We couldn’t be more different, Sen. Patty Murray (D-WA) acknowledged as she took her turn at the podium following Rep. Paul Ryan (R-WI) to announce the budget deal they had just concluded. “We cheer for a different sports team, we catch a different fish…but we agree our country needs some certainty,” she said, and by focusing on what they could agree on and setting aside what could not be bridged, they managed against high odds to craft a two-year budget that each seems confident can pass muster with their colleagues.
The deal, if it passes the House later this week and then the Senate, will prevent a government shutdown in January and again in October, and provide that much talked-about certainty that the markets and the business community and government contractors—everybody, in short—is demanding. Ryan said he and Murray had been talking all year and that she “got the ball rolling” when the Senate Budget Committee, which she chairs, passed a budget early this year, a step Republicans had demanded.
The key to the duo’s success, they said, is that neither gave on what was most important for their side. For Republicans, that meant no tax increase; for Democrats, no cuts in entitlements. “We knew if we forced each other to compromise on a core principle, we would get nowhere,” Ryan said.
The deal relieves about half of sequester cuts due to take effect next year and avoids the next big bite out of defense spending. It makes up the difference in revenue by raising airport fees and by asking federal employees and the military to contribute more to their retirement pensions. The military piece takes courage for both parties, and Murray got a lot of pushback from Democrats who represent federal workers. But it was not a deal-killer.
The numbers will be sorted out, and they are posted on Murray’s and Ryan’s websites. Murray pointed out that Ryan, whom she called “a tough negotiator,” originally wanted $20 billion in increased pension contributions, and she got him down to $6 billion from federal workers and $6 billion from service members, a percentage that is in line with what President Obama had included for federal workers in his budget.
In the press conference on Capitol Hill, most of the questions were directed at Ryan, and they were along the lines of “How could a conservative sign off on a budget that relieves sequester spending and barely touches the deficit?” “What am I getting out of this?” Ryan said, as he ticked off the positive elements from his perspective. One, he was getting more deficit reduction than if no deal was reached; two, there is no tax increase, and three, as a conservative, he finally got to deal with programs that are “on automatic pilot” and rise each year without scrutiny.
Both lawmakers stressed that in such a divided and partisan Congress, that they could come together and on time to make Friday’s deadline represents a breakthrough. Ryan said theirs is the first divided government budget agreement since 1986, when President Reagan was in the White House. Murray said she was disappointed they could not close a single corporate loophole but declared victory anyway, saying they had “broken through the partisanship and gridlock” and built trust for the challenges ahead.

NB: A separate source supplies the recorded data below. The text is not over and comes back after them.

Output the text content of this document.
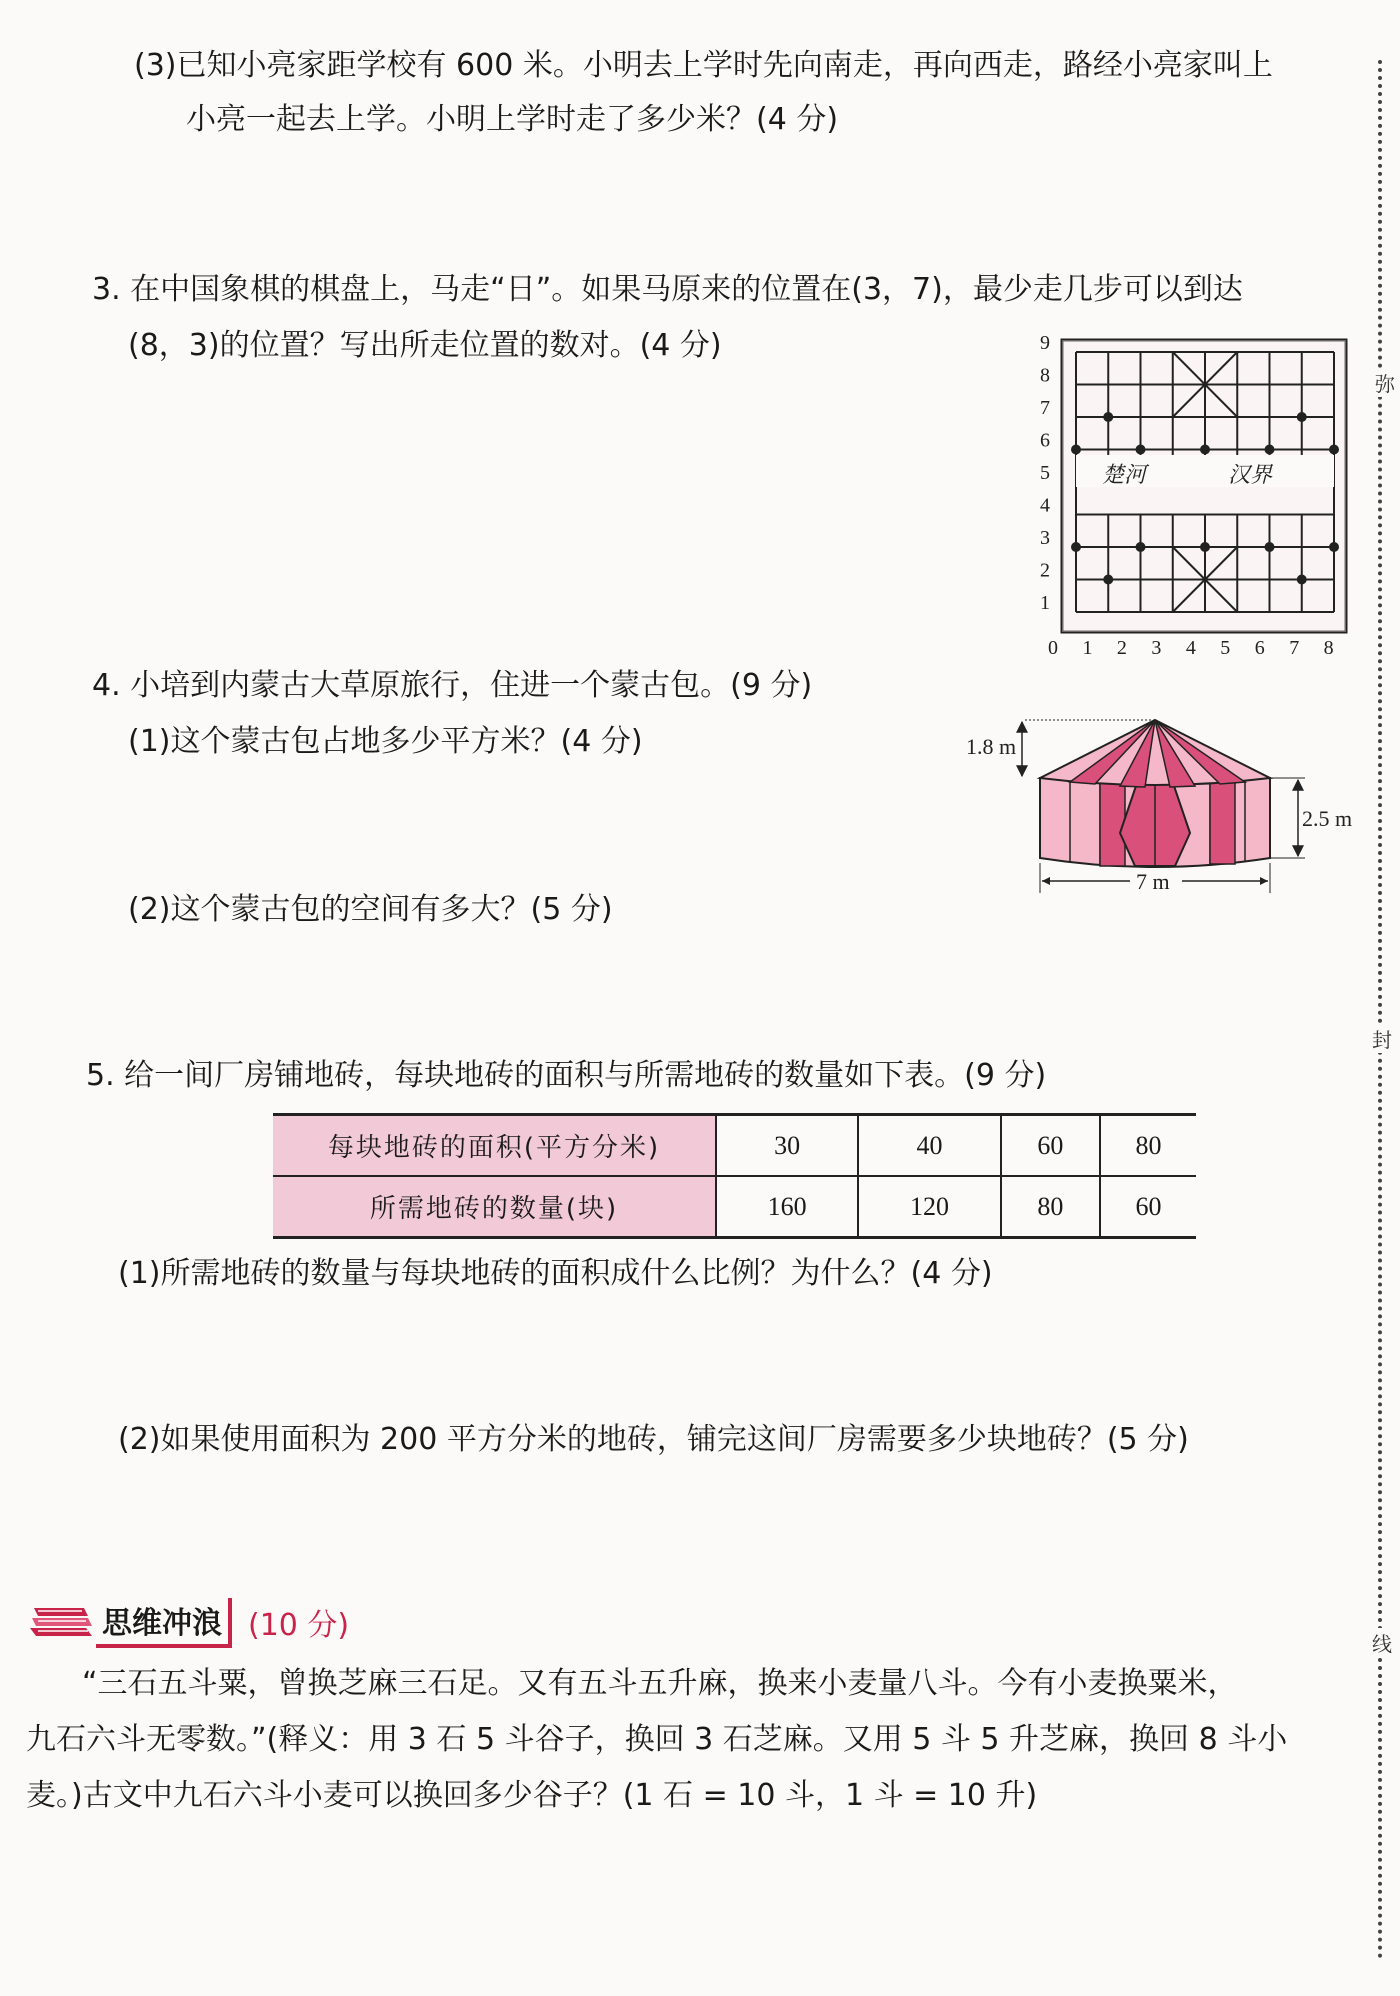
(3)已知小亮家距学校有 600 米。小明去上学时先向南走，再向西走，路经小亮家叫上
小亮一起去上学。小明上学时走了多少米？(4 分)
3. 在中国象棋的棋盘上，马走“日”。如果马原来的位置在(3，7)，最少走几步可以到达
(8，3)的位置？写出所走位置的数对。(4 分)	9
8
7
6
5
4
3
2
1
0 1 2 3 4 5 6 7 8
楚河	汉界
4. 小培到内蒙古大草原旅行，住进一个蒙古包。(9 分)
(1)这个蒙古包占地多少平方米？(4 分)
(2)这个蒙古包的空间有多大？(5 分)
1.8 m
2.5 m
7 m
5. 给一间厂房铺地砖，每块地砖的面积与所需地砖的数量如下表。(9 分)
每块地砖的面积(平方分米)	30	40	60	80
所需地砖的数量(块)	160	120	80	60
(1)所需地砖的数量与每块地砖的面积成什么比例？为什么？(4 分)
(2)如果使用面积为 200 平方分米的地砖，铺完这间厂房需要多少块地砖？(5 分)
思维冲浪 (10 分)
“三石五斗粟，曾换芝麻三石足。又有五斗五升麻，换来小麦量八斗。今有小麦换粟米，
九石六斗无零数。”(释义：用 3 石 5 斗谷子，换回 3 石芝麻。又用 5 斗 5 升芝麻，换回 8 斗小
麦。)古文中九石六斗小麦可以换回多少谷子？(1 石 = 10 斗，1 斗 = 10 升)
弥
封
线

A Capitol Hill press corps, having watched other budget agreements collapse in the face of Tea Party opposition, pressed Ryan on his expectations for passage. He predicted “a healthy vote in the House,” saying he had worked in tandem with his party’s leadership, committee chairs, and consulted with numerous colleagues. “Why would a conservative pass on this?” he asked, ticking off the numbers—$1.012 trillion for 2014; $1.014 trillion for 2015. “We were talking a $1.019 trillion” until last year, he said, and that is a victory for conservatives.
Murray talked about the programs she protected—Head Start, Meals on Wheels, scientific research—and put the best possible spin on the increased pension money from federal workers, saying that without a deal they would be facing furloughs and uncertainty. She said she has been in close contact with her leadership, and she’s “confident we won’t have 100 percent. We both had to move to get where we are today,” she said, adding that it’s important for the country to see that people can come together in the Congress “from very different corners” and get something done.
As the details of the deal get digested and the pundits weigh in on who won and who lost, a lot will ride on Ryan’s ability to convince House Republicans to back him. As their party’s former vice-presidential nominee and a well-known deficit hawk, Ryan has the credentials to bring his party with him. “As a conservative, I deal with a situation as it exists,” he said, noting that as chairman of the House Budget Committee, he passed three budgets in a row with partisan support. They went nowhere in the Democratic-led Senate. Passing legislation in a divided Congress requires compromise to meet the other side. “I’m not going a mile in distance,” he said, “but I will go a few steps.” In a Congress as broken as this one has been, a few steps matters.